Former subdivision of Chernivtsi Oblast, Ukraine

Novoselytsia Raion (Новоселицький район, Raionul Noua Suliță /ro/) was a raion (administrative district) in Chernivtsi Oblast, (province) in the west of Ukraine. The western part of its territory lied in the historical region of Bukovina, the eastern part in Bessarabia, while one village (Boianivka) was part of the Hertsa region. The center of the raion was the city of Novoselytsia. The raion was abolished on 18 July 2020 as part of the administrative reform of Ukraine, which reduced the number of raions of Chernivtsi Oblast to three. The area of Novoselytsia Raion was split between Chernivtsi and Dniester Raions. The last estimate of the raion population was

==History and population==
According to the 2001 Ukrainian Census, the raion's population was 87,241. The ethnical composition by self-identification was as follows:

| Ethnicity | Ukrainians | Russians | Romanians | Moldovans | Other | Total |
| Population | 29,703 | 1,235 | 5,904 | 50,329 | 290 | 87,461 |

In Novoselytsia Raion, among the 50,329 self-identified Moldovans (57.54%), 47,585 (54.54%) self-identified their language as Moldovan and 2,264 as Romanian (2.6%) according to the Ukrainian census of 2001; there were also 29,703 self-identified Ukrainians (35.05%), 5,904 Romanians (6.77%), 1,235 Russians (1.42%), and 290 others (0.29%). Novoselytsia raion, within its boundaries at that time, had 87,241 inhabitants in 2001, including 34.08% Ukrainian-speakers, 64% Romanian-speakers, and 1.78% Russian-speakers. In the last Soviet census of 1989, out of 86,771 inhabitants, 28,207 declared themselves Ukrainians (32.51%), 585 Romanians (0.67%), 55,669 Moldovans (64.16%), and 1,639 Russians (1.89%). The decline in the number (from 55,669 to 50,329) and proportion of self-identified Moldovans (from 64.16% to 57.54%) was explained by a switch from a census Moldovan to a census Romanian ethnic and linguistic identity, and has continued after the 2001 census. By contrast, the number of self-identified ethnic Romanians has increased (from 585 to 5,904), and so has their proportion of the population of the former raion (from 0.67% to 6.77%), and the process has continued after the 2001 census. In 2001, this was Ukraine's only raion in which an absolute majority of the population was recorded by the census as having a Moldovan identity, and one of two (the other one is the Reni Raion in the Odesa Oblast) in which those having a Moldovan identity are the largest group.

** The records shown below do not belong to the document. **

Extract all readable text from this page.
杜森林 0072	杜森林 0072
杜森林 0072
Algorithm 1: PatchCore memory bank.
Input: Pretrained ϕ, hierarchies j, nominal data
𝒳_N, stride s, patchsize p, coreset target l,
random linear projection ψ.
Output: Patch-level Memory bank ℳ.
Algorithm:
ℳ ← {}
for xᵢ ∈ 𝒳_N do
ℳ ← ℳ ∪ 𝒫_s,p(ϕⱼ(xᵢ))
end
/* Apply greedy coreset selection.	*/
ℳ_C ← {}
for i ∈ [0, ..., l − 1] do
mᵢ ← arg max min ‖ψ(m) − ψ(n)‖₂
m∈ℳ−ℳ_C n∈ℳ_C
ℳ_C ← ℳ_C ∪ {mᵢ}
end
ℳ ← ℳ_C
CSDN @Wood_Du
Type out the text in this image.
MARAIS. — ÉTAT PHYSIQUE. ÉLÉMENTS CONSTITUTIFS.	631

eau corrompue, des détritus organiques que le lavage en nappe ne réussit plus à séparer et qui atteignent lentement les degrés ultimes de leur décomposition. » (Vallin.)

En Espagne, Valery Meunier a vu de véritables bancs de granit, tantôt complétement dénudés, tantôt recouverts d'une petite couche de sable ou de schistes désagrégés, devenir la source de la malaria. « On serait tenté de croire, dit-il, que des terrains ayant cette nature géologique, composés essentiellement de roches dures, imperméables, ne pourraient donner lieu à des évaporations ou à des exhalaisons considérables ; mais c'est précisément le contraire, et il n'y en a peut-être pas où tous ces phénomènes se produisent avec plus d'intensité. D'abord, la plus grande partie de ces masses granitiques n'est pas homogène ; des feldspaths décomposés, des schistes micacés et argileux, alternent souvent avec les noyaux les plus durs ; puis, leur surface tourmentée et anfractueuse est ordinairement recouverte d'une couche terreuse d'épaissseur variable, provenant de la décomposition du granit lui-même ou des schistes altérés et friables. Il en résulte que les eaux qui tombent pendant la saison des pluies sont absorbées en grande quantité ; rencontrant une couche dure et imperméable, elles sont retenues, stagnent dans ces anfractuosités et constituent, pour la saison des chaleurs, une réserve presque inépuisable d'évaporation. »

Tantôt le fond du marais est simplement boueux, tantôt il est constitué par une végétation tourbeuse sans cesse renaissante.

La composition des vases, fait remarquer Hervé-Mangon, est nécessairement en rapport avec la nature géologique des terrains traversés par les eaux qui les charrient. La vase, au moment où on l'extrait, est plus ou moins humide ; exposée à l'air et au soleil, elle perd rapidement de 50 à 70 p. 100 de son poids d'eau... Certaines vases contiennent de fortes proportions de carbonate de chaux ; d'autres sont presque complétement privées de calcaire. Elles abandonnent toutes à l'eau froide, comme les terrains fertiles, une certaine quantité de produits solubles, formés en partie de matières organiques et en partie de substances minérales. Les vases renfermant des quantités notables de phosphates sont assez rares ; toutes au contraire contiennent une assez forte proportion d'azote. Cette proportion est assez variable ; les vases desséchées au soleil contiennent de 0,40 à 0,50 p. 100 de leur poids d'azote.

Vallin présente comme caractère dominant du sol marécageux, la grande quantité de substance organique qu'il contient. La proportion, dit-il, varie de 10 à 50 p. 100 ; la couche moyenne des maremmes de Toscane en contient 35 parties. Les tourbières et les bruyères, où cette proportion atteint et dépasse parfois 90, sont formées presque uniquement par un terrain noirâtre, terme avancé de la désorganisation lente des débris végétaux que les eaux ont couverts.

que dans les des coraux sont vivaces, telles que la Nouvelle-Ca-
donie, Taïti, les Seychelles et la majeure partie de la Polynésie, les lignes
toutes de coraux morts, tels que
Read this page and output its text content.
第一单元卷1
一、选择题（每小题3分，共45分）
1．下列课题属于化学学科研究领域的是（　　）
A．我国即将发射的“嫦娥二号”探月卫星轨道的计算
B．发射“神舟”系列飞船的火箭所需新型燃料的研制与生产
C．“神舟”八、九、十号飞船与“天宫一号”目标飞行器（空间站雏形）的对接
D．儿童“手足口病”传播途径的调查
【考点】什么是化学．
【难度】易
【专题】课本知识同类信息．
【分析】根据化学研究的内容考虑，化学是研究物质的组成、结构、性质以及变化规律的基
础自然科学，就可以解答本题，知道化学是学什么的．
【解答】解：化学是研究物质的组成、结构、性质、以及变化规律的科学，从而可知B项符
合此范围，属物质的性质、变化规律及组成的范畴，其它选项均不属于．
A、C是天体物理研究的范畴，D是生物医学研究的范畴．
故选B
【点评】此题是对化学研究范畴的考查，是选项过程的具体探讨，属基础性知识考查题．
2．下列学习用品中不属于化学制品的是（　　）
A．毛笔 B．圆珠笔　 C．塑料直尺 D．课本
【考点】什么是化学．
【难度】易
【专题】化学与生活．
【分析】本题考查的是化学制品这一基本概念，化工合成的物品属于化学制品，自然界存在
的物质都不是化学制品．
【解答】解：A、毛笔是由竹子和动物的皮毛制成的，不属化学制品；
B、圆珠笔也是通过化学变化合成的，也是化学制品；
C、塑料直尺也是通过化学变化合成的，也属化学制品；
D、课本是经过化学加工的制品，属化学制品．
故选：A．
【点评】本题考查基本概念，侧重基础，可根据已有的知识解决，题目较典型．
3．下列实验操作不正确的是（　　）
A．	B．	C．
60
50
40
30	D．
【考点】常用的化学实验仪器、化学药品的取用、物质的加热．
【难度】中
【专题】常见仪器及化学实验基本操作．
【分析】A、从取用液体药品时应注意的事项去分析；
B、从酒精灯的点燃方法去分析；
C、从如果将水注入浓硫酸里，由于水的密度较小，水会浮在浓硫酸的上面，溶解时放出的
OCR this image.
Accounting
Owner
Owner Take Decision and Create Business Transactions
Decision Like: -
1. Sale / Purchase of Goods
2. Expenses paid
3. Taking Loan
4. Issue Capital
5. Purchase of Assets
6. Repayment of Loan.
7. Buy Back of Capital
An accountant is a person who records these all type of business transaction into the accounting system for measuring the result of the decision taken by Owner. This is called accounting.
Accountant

In the early years of the 21st century, there was a higher birth rate in the localities with a Romanian identity population, and out-migration from most of the localities with a Moldovan identity majority, and also from the predominantly Ukrainian villages. In 2001, this was one of two raions in Ukraine that was mostly Romanian-speaking; the other one was the overwhelmingly ethnically Romanian neighboring Hertsa Raion.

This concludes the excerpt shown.